I’ve been writing about my slow cooker a bit recently, but I haven’t covered the main reason I bought it - which is to make stock. The topic is covered in The New English Kitchen by Rose Prince but she says that slow cookers aren’t really worth it for chicken stock, because you don’t need to cook chicken stock for so long. I think she is wrong. The best stock I ever made from a roast chicken (pre slow cooker anyway) was using our friend Ian’s method: bung the stockpot in a very low oven overnight. It worked brilliantly apart from the enormous expense and distressing waste of heating a fairly large oven to cook a moderate casserole of stock (not to mention the racket our oven makes when it’s on - it’s the door cooling fans, I could hear them roaring like a cyclone all night). Hence my bright idea of using a slow cooker.

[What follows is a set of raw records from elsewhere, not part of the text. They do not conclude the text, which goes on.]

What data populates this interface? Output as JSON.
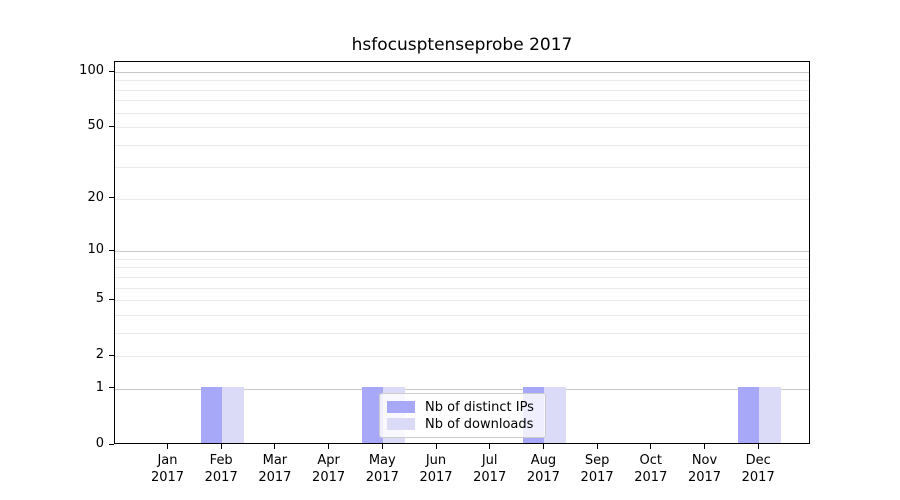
{
  "title": "hsfocusptenseprobe 2017",
  "chart_data": {
    "type": "bar",
    "title": "hsfocusptenseprobe 2017",
    "x_year": "2017",
    "categories": [
      "Jan",
      "Feb",
      "Mar",
      "Apr",
      "May",
      "Jun",
      "Jul",
      "Aug",
      "Sep",
      "Oct",
      "Nov",
      "Dec"
    ],
    "series": [
      {
        "name": "Nb of distinct IPs",
        "color": "#a8a8f8",
        "values": [
          0,
          1,
          0,
          0,
          1,
          0,
          0,
          1,
          0,
          0,
          0,
          1
        ]
      },
      {
        "name": "Nb of downloads",
        "color": "#dbdbf7",
        "values": [
          0,
          1,
          0,
          0,
          1,
          0,
          0,
          1,
          0,
          0,
          0,
          1
        ]
      }
    ],
    "y_scale": "log1p",
    "ylim": [
      0,
      112
    ],
    "y_major_ticks": [
      0,
      1,
      2,
      5,
      10,
      20,
      50,
      100
    ],
    "y_grid_major": [
      1,
      10,
      100
    ],
    "y_grid_minor": [
      2,
      3,
      4,
      5,
      6,
      7,
      8,
      9,
      20,
      30,
      40,
      50,
      60,
      70,
      80,
      90
    ],
    "grid": true,
    "legend_position": "lower center"
  },
  "colors": {
    "bar_distinct_ips": "#a8a8f8",
    "bar_downloads": "#dbdbf7",
    "grid_major": "#c8c8c8",
    "grid_minor": "#ebebeb",
    "axis": "#000000",
    "legend_border": "#cccccc"
  }
}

It has worked even better than I could have imagined - such a neat and easy way of turning a leftover carcass that you would normally throw out into 3 pints of useful stock that will genuinely make your risottos and soups taste so much better. (And if you can’t even face chopping a carrot I have a very lazy version for the truly idle, at the bottom.) To come clean, I have to admit that for the truly easy life you need not just a slow cooker, but a freezer, a microwave, and 6 tupperware tubs that take a ½ pint each. But that isn’t asking too much of most kitchens, is it? So here we go:
Take your leftover roast chicken, and pick it over, separating the meat into one pile and the rest into another. I mean everything - bones, skin, everything you really don’t think you could face putting in a sandwich. Steal the bones off your diners’ plates too. Put the meat in the fridge (don’t forget to eat it up) and the rest of the stuff in the slow cooker. To the bones etc add a couple of carrots, washed and chopped; an onion, skinned and chopped; two bay leaves; 6 or so peppercorns; a good teaspoon of celery seed or a chopped stick of celery (this is ideal but not critical); 3 pints (or 1.5 litres if you are that way inclined) of water. Note: NO salt. Close the cooker, and set to cook for about 6 hours. Go to work, or leave over night, or do something else interesting while it brews.

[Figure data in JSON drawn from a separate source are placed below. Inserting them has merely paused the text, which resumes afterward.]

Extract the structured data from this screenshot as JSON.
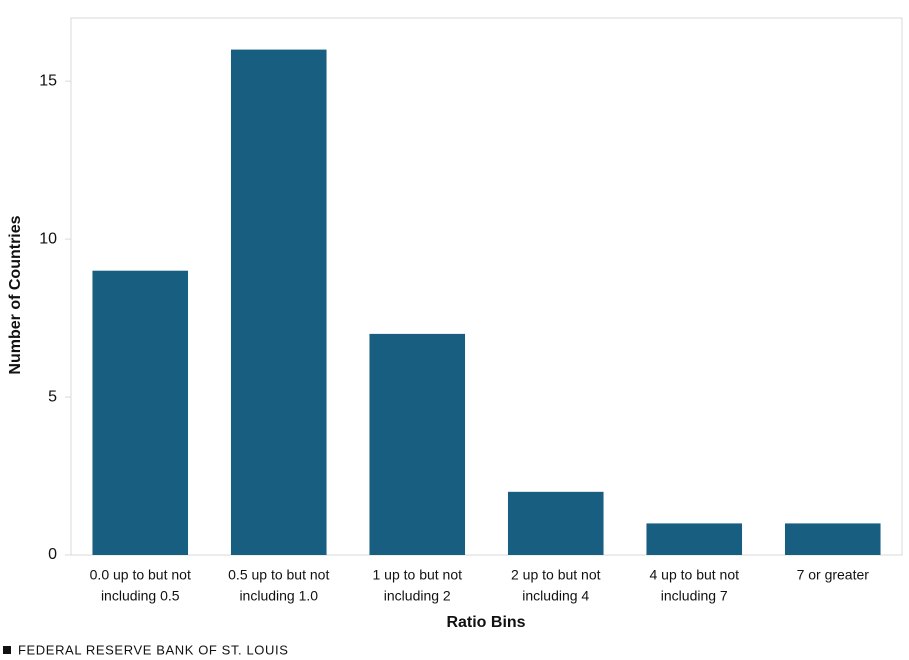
{
  "chart_data": {
    "type": "bar",
    "x_label": "Ratio Bins",
    "y_label": "Number of Countries",
    "categories": [
      [
        "0.0 up to but not",
        "including 0.5"
      ],
      [
        "0.5 up to but not",
        "including 1.0"
      ],
      [
        "1 up to but not",
        "including 2"
      ],
      [
        "2 up to but not",
        "including 4"
      ],
      [
        "4 up to but not",
        "including 7"
      ],
      [
        "7 or greater"
      ]
    ],
    "values": [
      9,
      16,
      7,
      2,
      1,
      1
    ],
    "color": "#175e80",
    "ylim": [
      0,
      17
    ],
    "yticks": [
      0,
      5,
      10,
      15
    ],
    "grid": false
  },
  "footer": "FEDERAL RESERVE BANK OF ST. LOUIS"
}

When you come back to your cooked stock, take a big jug or bowl or saucepan, and sit a sieve in it. On the work top, also have ready an empty carrier, sides rolled down to it sits up like a bowl and lined in the bottom with paper towel or a layer of newspaper (this stops your bin going soggy). Ladle the stock out of the cooker and through the sieve into the jug, letting the sieve catch all the veg and bones. Periodically empty out the sieve into the lined carrier. When you have tipped all the stock through the sieve and got all the bones and mess in the carrier, tie it up the bag and bin it.
Divide the stock between your 6 tupperware tubs, label, cool, and freeze. When you need stock, microwave a tub (on high, don’t waste time with the defrost setting) and bung in whatever you are cooking. I find ½ pint portions are handiest, as it’s easier to defrost two tubs for soup than to only have a one pint tub in the freezer when I need a small amount for gravy.
This same approach works for other leftover bits of bird like pheasant or partridge, and makes fantastic game soup - especially if you shove a glass of wine in the stock pot. Use proportionally less water - if you are using one pheasant carcass you only need a pint or so - plus the wine. In this case also add other goodies like bacon and herbs - refer to the recipe for grouse soup in the River Cottage Meat book if you want (slightly more) exact instructions.
Now, for the really lazy version. Imagine you have a chicken carcass, but tragically you haven’t a carrot in the house. Or an onion. And it is late on Sunday night and not a shop open, and you know if you put off making your stock it just won’t happen, not until the carcass has had to be binned anyway. Here’s the emergency stock plan: follow the method above exactly - but instead of adding the carrot, onion and celery you add about 3 teaspoons of Marigold vegetable stock powder. Continue exactly as above, and you will get a perfectly good chicken stock. It won’t be as good as doing it with real veg, but it will be a hell of a lot nicer than even the poshest bottled chicken stock concentrate, and a lot more like chicken stock then plain Marigold powder. Which, for plain risottos or even a leek and potato soup, can be the difference between a perfectly nice supper and a truly great supper.